Female lawyers, by contrast, committed suicide at a higher rate than females in the general population. Across all occupation, women committed suicide in 2016 at a rate of 7.7 per 100,000. The rate for female lawyers was 7.9, 2.6% higher than the average rate for females and the 9th highest rate of the 20 industries reported by the CDC. Because men commit suicide at much higher rates than women and the male lawyer suicide rate is so low, the combined rate of suicide for all genders in the legal profession is well below the average rate for all occupations.

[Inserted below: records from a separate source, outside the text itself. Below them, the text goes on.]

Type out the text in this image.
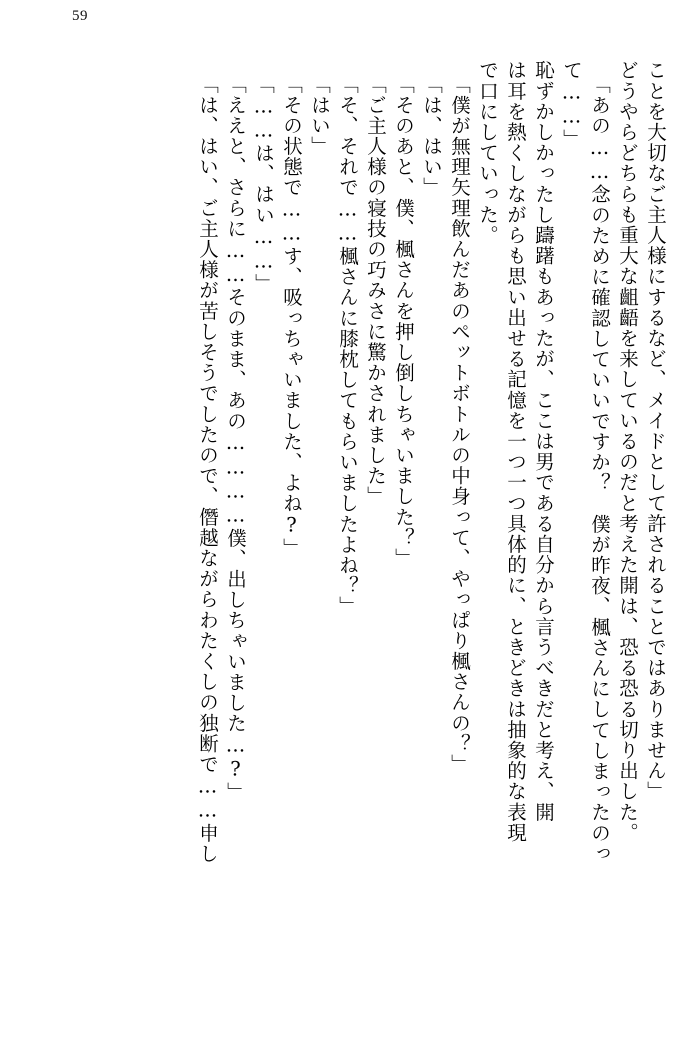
59
ことを大切なご主人様にするなど、メイドとして許されることではありません」
どうやらどちらも重大な齟齬を来しているのだと考えた開は、恐る恐る切り出した。
「あの……念のために確認していいですか？　僕が昨夜、楓さんにしてしまったのっ
て……」
恥ずかしかったし躊躇もあったが、ここは男である自分から言うべきだと考え、開
は耳を熱くしながらも思い出せる記憶を一つ一つ具体的に、ときどきは抽象的な表現
で口にしていった。
「僕が無理矢理飲んだあのペットボトルの中身って、やっぱり楓さんの？」
「は、はい」
「そのあと、僕、楓さんを押し倒しちゃいました？」
「ご主人様の寝技の巧みさに驚かされました」
「そ、それで……楓さんに膝枕してもらいましたよね？」
「はい」
「その状態で……す、吸っちゃいました、よね?」
「……は、はい……」
「ええと、さらに……そのまま、あの…………僕、出しちゃいました…?」
「は、はい、ご主人様が苦しそうでしたので、僭越ながらわたくしの独断で……申し
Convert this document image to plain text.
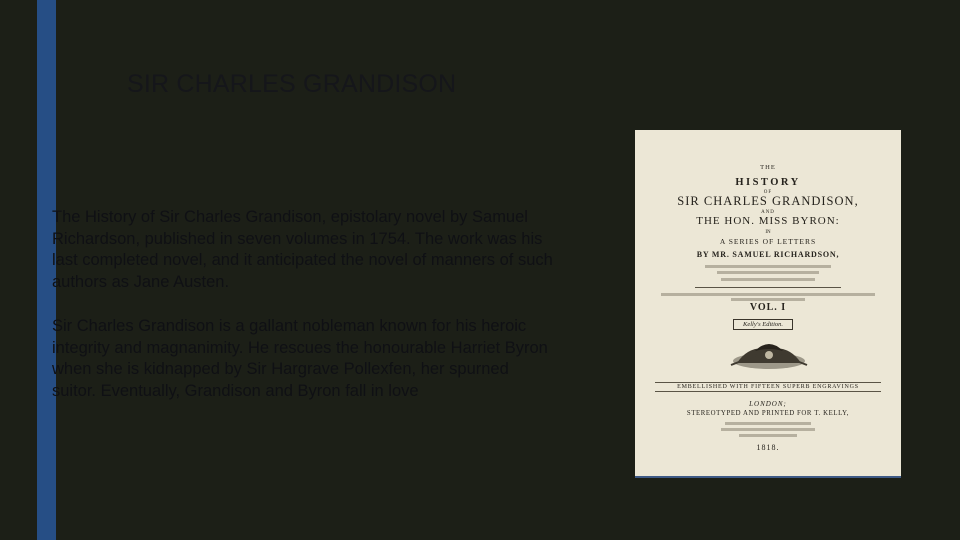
SIR CHARLES GRANDISON

The History of Sir Charles Grandison, epistolary novel by Samuel Richardson, published in seven volumes in 1754. The work was his last completed novel, and it anticipated the novel of manners of such authors as Jane Austen.

Sir Charles Grandison is a gallant nobleman known for his heroic integrity and magnanimity. He rescues the honourable Harriet Byron when she is kidnapped by Sir Hargrave Pollexfen, her spurned suitor. Eventually, Grandison and Byron fall in love

THE
HISTORY
OF
SIR CHARLES GRANDISON,
AND
THE HON. MISS BYRON:
IN
A SERIES OF LETTERS
BY MR. SAMUEL RICHARDSON,
VOL. I
Kelly's Edition.
EMBELLISHED WITH FIFTEEN SUPERB ENGRAVINGS
LONDON;
STEREOTYPED AND PRINTED FOR T. KELLY,
1818.
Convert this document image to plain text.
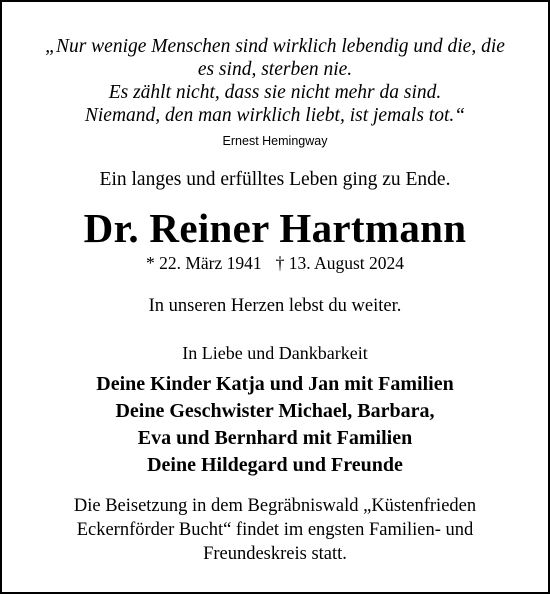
„Nur wenige Menschen sind wirklich lebendig und die, die
es sind, sterben nie.
Es zählt nicht, dass sie nicht mehr da sind.
Niemand, den man wirklich liebt, ist jemals tot.“
Ernest Hemingway
Ein langes und erfülltes Leben ging zu Ende.
Dr. Reiner Hartmann
* 22. März 1941 † 13. August 2024
In unseren Herzen lebst du weiter.
In Liebe und Dankbarkeit
Deine Kinder Katja und Jan mit Familien
Deine Geschwister Michael, Barbara,
Eva und Bernhard mit Familien
Deine Hildegard und Freunde
Die Beisetzung in dem Begräbniswald „Küstenfrieden
Eckernförder Bucht“ findet im engsten Familien- und
Freundeskreis statt.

Why does a 1992 government study of suicide rates by occupation receive so much attention in the legal community when much more up-to-date government data is one click away? We cannot know for sure, but one possibility is that the older studies confirm the narrative of lawyers suffering uniquely. The more up-to-date data, however, complicate this narrative. Suicide is far too prevalent in all occupations, including law. But there is no evidence that being a lawyer raises the risk for suicide. Indeed, becoming a lawyer is associated with low suicide risk.

The empirical studies most often cited in discussions of mental health in the legal profession, such as the two just discussed, share one thing in common—they suggest that well-being in the profession is uniquely bad. This, more than the inevitable flaws associated with any empirical study, is problematic. To improve well-being in the legal profession, we first need to understand it. Claims of uniquely suffering lawyers may bring needed attention to the issue of lawyer well-being, but they get in the way of development of effective interventions to improve well-being. We hope that our paper, and these blog posts, represent a small step in the development of a more accurate empirical description of the problem.